Ghai was among the top officials who briefed the media after the four-day military clash.
In the early hours of May 7, the IAF struck two terror sites at Markaz Subhanallah in Bahawalpur and Markaz Taiba near Muridke, both in Pakistan’s Punjab province, while the army hit targets at seven places, including Mehmoona Joya in Sialkot, Sawai Nala and Syed Na Bilal in Muzaffarabad, Gulpur and Abbas in Kotli, Barnala in Bhimber, and Sarjal.
During May 9-10, the IAF struck military targets in Rafiqui, Murid, Chaklala, Rahim Yar Khan, Sukkur, Chunian, Pasrur, Sialkot, Skardu, Sargodha, Jacobabad, Bholari and Malir Cantt in Karachi.
He said had Pakistan decided to take matters any further, it would have been catastrophic for the neighbour not only from the sea but from other dimensions as well, referring to the navy’s readiness to strike targets on the day the Pakistan DGMO spoke on phone with Ghai seeking a ceasefire.
The Indian military, he said in his 20-minute address, had “war-gamed” the conflict four to five steps ahead of the action that was unfolding at a particular moment.
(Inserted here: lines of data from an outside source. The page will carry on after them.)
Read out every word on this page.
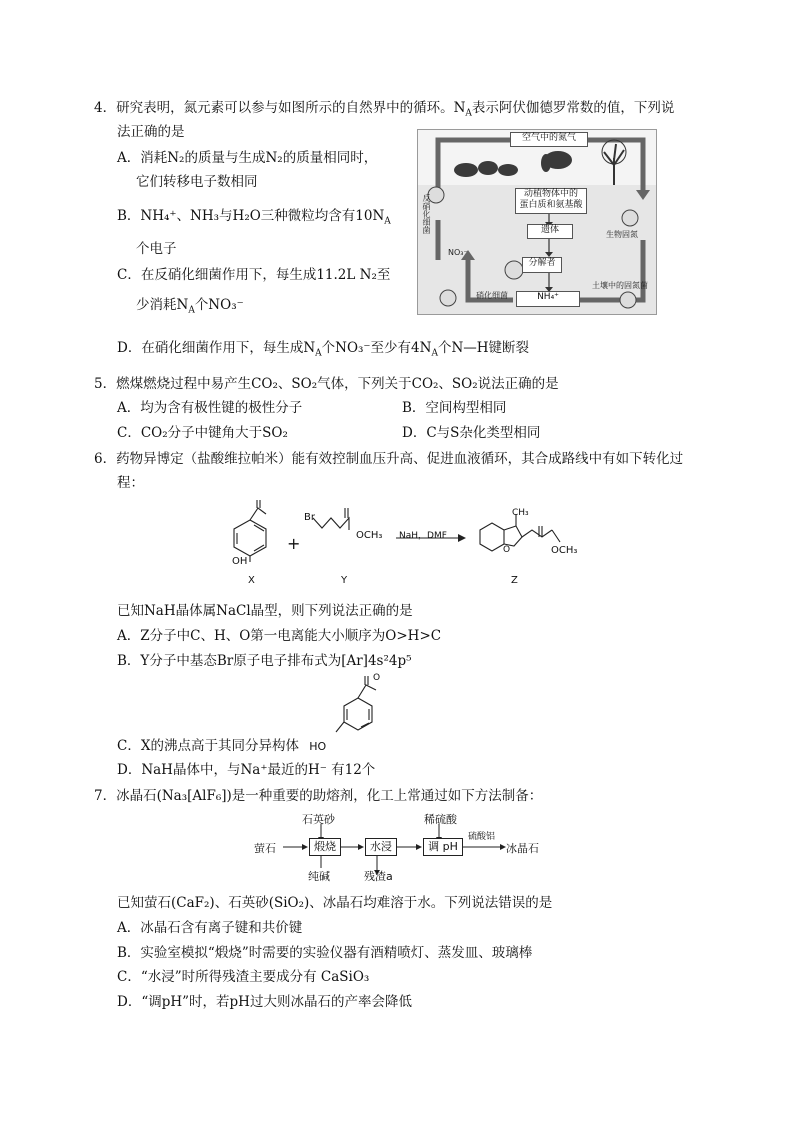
4．研究表明，氮元素可以参与如图所示的自然界中的循环。$N_A$表示阿伏伽德罗常数的值，下列说
法正确的是
A．消耗N₂的质量与生成N₂的质量相同时，
它们转移电子数相同
B．NH₄⁺、NH₃与H₂O三种微粒均含有$10N_A$
个电子
C．在反硝化细菌作用下，每生成11.2L N₂至
少消耗$N_A$个NO₃⁻
D．在硝化细菌作用下，每生成$N_A$个NO₃⁻至少有$4N_A$个N—H键断裂
空气中的氮气
动植物体中的
蛋白质和氨基酸
遗体
分解者
NH₄⁺
NO₃⁻
反硝化细菌
硝化细菌
生物固氮
土壤中的固氮菌
5．燃煤燃烧过程中易产生CO₂、SO₂气体，下列关于CO₂、SO₂说法正确的是
A．均为含有极性键的极性分子	B．空间构型相同
C．CO₂分子中键角大于SO₂	D．C与S杂化类型相同
6．药物异博定（盐酸维拉帕米）能有效控制血压升高、促进血液循环，其合成路线中有如下转化过
程：
OH
+
Br
OCH₃ NaH，DMF
CH₃
O	OCH₃
X	Y	Z
已知NaH晶体属NaCl晶型，则下列说法正确的是
A．Z分子中C、H、O第一电离能大小顺序为O>H>C
B．Y分子中基态Br原子电子排布式为[Ar]4s²4p⁵
O
C．X的沸点高于其同分异构体 HO
D．NaH晶体中，与Na⁺最近的H⁻ 有12个
7．冰晶石(Na₃[AlF₆])是一种重要的助熔剂，化工上常通过如下方法制备：
萤石	煅烧	水浸	调 pH	冰晶石
石英砂
纯碱	残渣a
稀硫酸
硫酸铝
已知萤石(CaF₂)、石英砂(SiO₂)、冰晶石均难溶于水。下列说法错误的是
A．冰晶石含有离子键和共价键
B．实验室模拟“煅烧”时需要的实验仪器有酒精喷灯、蒸发皿、玻璃棒
C．“水浸”时所得残渣主要成分有 CaSiO₃
D．“调pH”时，若pH过大则冰晶石的产率会降低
He touched upon how India had responded with large-scale mobilisation of the army under Operation Parakram after the 2001 Parliament attack, the surgical strikes after the 2016 Uri attack and the Balakot air strikes following the Pulwama suicide attack in 2019, and how the retaliation for Pahalgam was different.
“This time it was because of the intensity and magnitude of events that took place in Pahalgam that we were compelled into the kind of action you are now well familiar with.... Every time we have been hit by terror we have tried to be different. It was different this time too. So we went into the heartland of Pakistan and that’s how we achieved the surprise that we did,” he said.
Ghai gave details of the actions by the IAF, reiterating what chief of the air staff Air Chief Marshal AP Singh recently said. On October 3, the IAF chief said Pakistan lost as many as 12 to 13 aircraft, including fighter jets such as US-made F-16s and Chinese-origin JF-17s, to the IAF’s precision strikes on ground and in the air during Operation Sindoor.
At his annual press conference, Singh said there were “signs” that India destroyed 6-7 aircraft in its ground strikes on Pakistan airfields and another six jets in the air. He also dismissed Islamabad’s claims of downing Indian jets as “fanciful tales” aimed at delivering a message to its domestic audience. It was the first time that a senior military leader has disclosed that the number of Pakistani jets that India destroyed during Operation Sindoor breached single digits.